Day 1, 86 miles, Easthampton, MA, to Milford, CT
In almost every adventure I’ve embarked on, Day 1s have been awesome. Day 1s are full of hope, possibility, optimism and energy.
This Day 1 was no different.
I headed south out of Easthampton, on the Manhan Bike Path, at 7:30 a.m. A cold, gusty wind smacked me in the face most the morning, and my fully loaded panniers and bags act like a sail, catching every breeze.
But it didn’t matter. I was on my way to the unknown. I mean, not completely unknown because I do have a route and a plan. But I mean the unknown as in the day-to-day: who I might meet, what I might see, amazing and weird scenes I’ll happen across, and, inevitably, setbacks and triumphs.

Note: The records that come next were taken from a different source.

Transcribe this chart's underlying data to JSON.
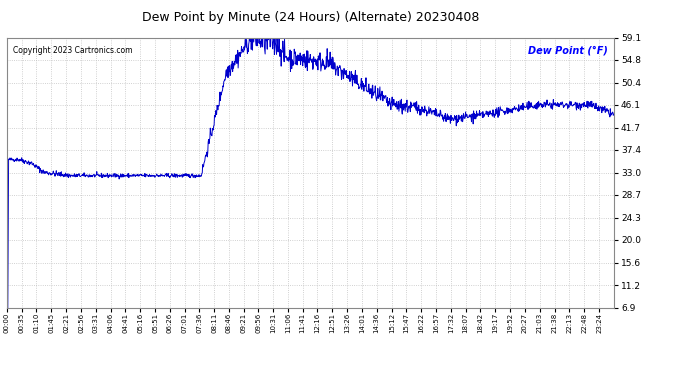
{
  "title": "Dew Point by Minute (24 Hours) (Alternate) 20230408",
  "copyright": "Copyright 2023 Cartronics.com",
  "legend_label": "Dew Point (°F)",
  "background_color": "#ffffff",
  "plot_bg_color": "#ffffff",
  "line_color": "#0000cc",
  "grid_color": "#bbbbbb",
  "title_color": "#000000",
  "copyright_color": "#000000",
  "legend_color": "#0000ff",
  "yticks": [
    6.9,
    11.2,
    15.6,
    20.0,
    24.3,
    28.7,
    33.0,
    37.4,
    41.7,
    46.1,
    50.4,
    54.8,
    59.1
  ],
  "ymin": 6.9,
  "ymax": 59.1,
  "xtick_labels": [
    "00:00",
    "00:35",
    "01:10",
    "01:45",
    "02:21",
    "02:56",
    "03:31",
    "04:06",
    "04:41",
    "05:16",
    "05:51",
    "06:26",
    "07:01",
    "07:36",
    "08:11",
    "08:46",
    "09:21",
    "09:56",
    "10:31",
    "11:06",
    "11:41",
    "12:16",
    "12:51",
    "13:26",
    "14:01",
    "14:36",
    "15:12",
    "15:47",
    "16:22",
    "16:57",
    "17:32",
    "18:07",
    "18:42",
    "19:17",
    "19:52",
    "20:27",
    "21:03",
    "21:38",
    "22:13",
    "22:48",
    "23:24"
  ]
}
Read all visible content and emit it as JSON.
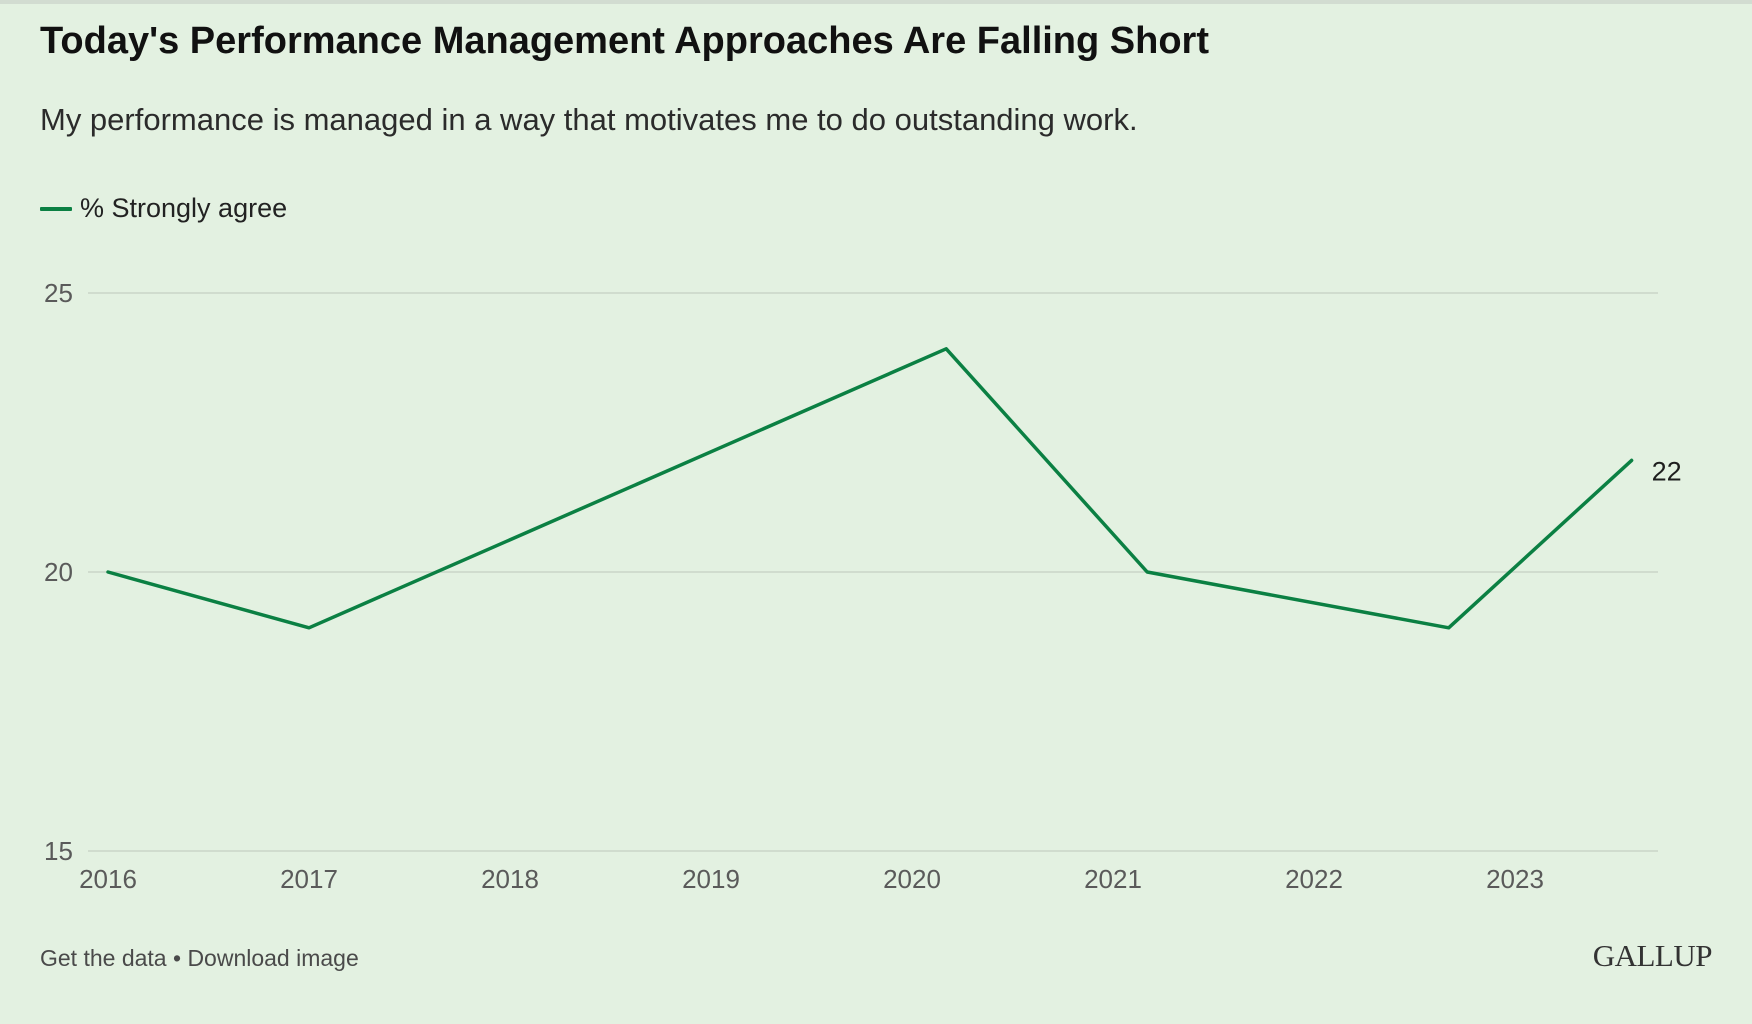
{
  "title": "Today's Performance Management Approaches Are Falling Short",
  "subtitle": "My performance is managed in a way that motivates me to do outstanding work.",
  "footer": {
    "get_data": "Get the data",
    "separator": "•",
    "download": "Download image"
  },
  "brand": "GALLUP",
  "colors": {
    "background": "#e3f1e1",
    "series": "#0b8043",
    "grid": "#c9d6c8"
  },
  "chart_data": {
    "type": "line",
    "title": "Today's Performance Management Approaches Are Falling Short",
    "subtitle": "My performance is managed in a way that motivates me to do outstanding work.",
    "xlabel": "",
    "ylabel": "",
    "ylim": [
      15,
      25
    ],
    "yticks": [
      "15",
      "20",
      "25"
    ],
    "xticks": [
      "2016",
      "2017",
      "2018",
      "2019",
      "2020",
      "2021",
      "2022",
      "2023"
    ],
    "xlim": [
      2016,
      2024
    ],
    "grid": true,
    "legend_position": "top-left",
    "series": [
      {
        "name": "% Strongly agree",
        "x": [
          2016,
          2017,
          2020.17,
          2021.17,
          2022.67,
          2023.58
        ],
        "values": [
          20,
          19,
          24,
          20,
          19,
          22
        ],
        "end_label": "22"
      }
    ]
  }
}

A couple hours later I crossed into Connecticut, on the Farmington River Greenway bike path that starts in Westfield and goes all the way to Farmington. The sun was out (wind still blowing hard!) and I was making good time. By noon I crossed the Farmington River and it was turning into a gorgeous afternoon.
For this route, you get off the Farmington River bike path and ride on roads through Southington, CT, which is a nice town but has an eyesore stretch of road with every fast food and big box chain you can think of, and a lot of traffic. The payoff to surviving that turnoff is the New Haven-Northampton Railroad Canal Line, an awesome bike path that runs from Southington to Yale U. in New Haven. I definitely recommend this bike path– very smooth, lots of good restaurants right alongside, wonderful atmosphere.
I left the trail and headed through downtown New Haven, then out to West Haven for a great stop at the beach and a freezing plunge into Long Island Sound. The idea here is a Day 1 plunge in Long Island Sound, then a much more pleasant plunge into Long Beach to finish. Get it? Long Island, Long Beach? (It’s the little things.)
So after about a year of planning and a few months of cold rides on nearly every road in the Valley and beyond, this Day 1 was a welcome end of the preamble and a beginning of the actual journey.
One thing I’ve learned though: you can’t depend on Day 1s. They’ll trick you into believing the entire adventure will be like the start, and that you’ll always have the energy for it that you do today. We adventurers well know that is not the case. There will be slogs in the future, of that I’m certain.
So I’m saving this Day 1, and hoping to extend the feeling as long as possible.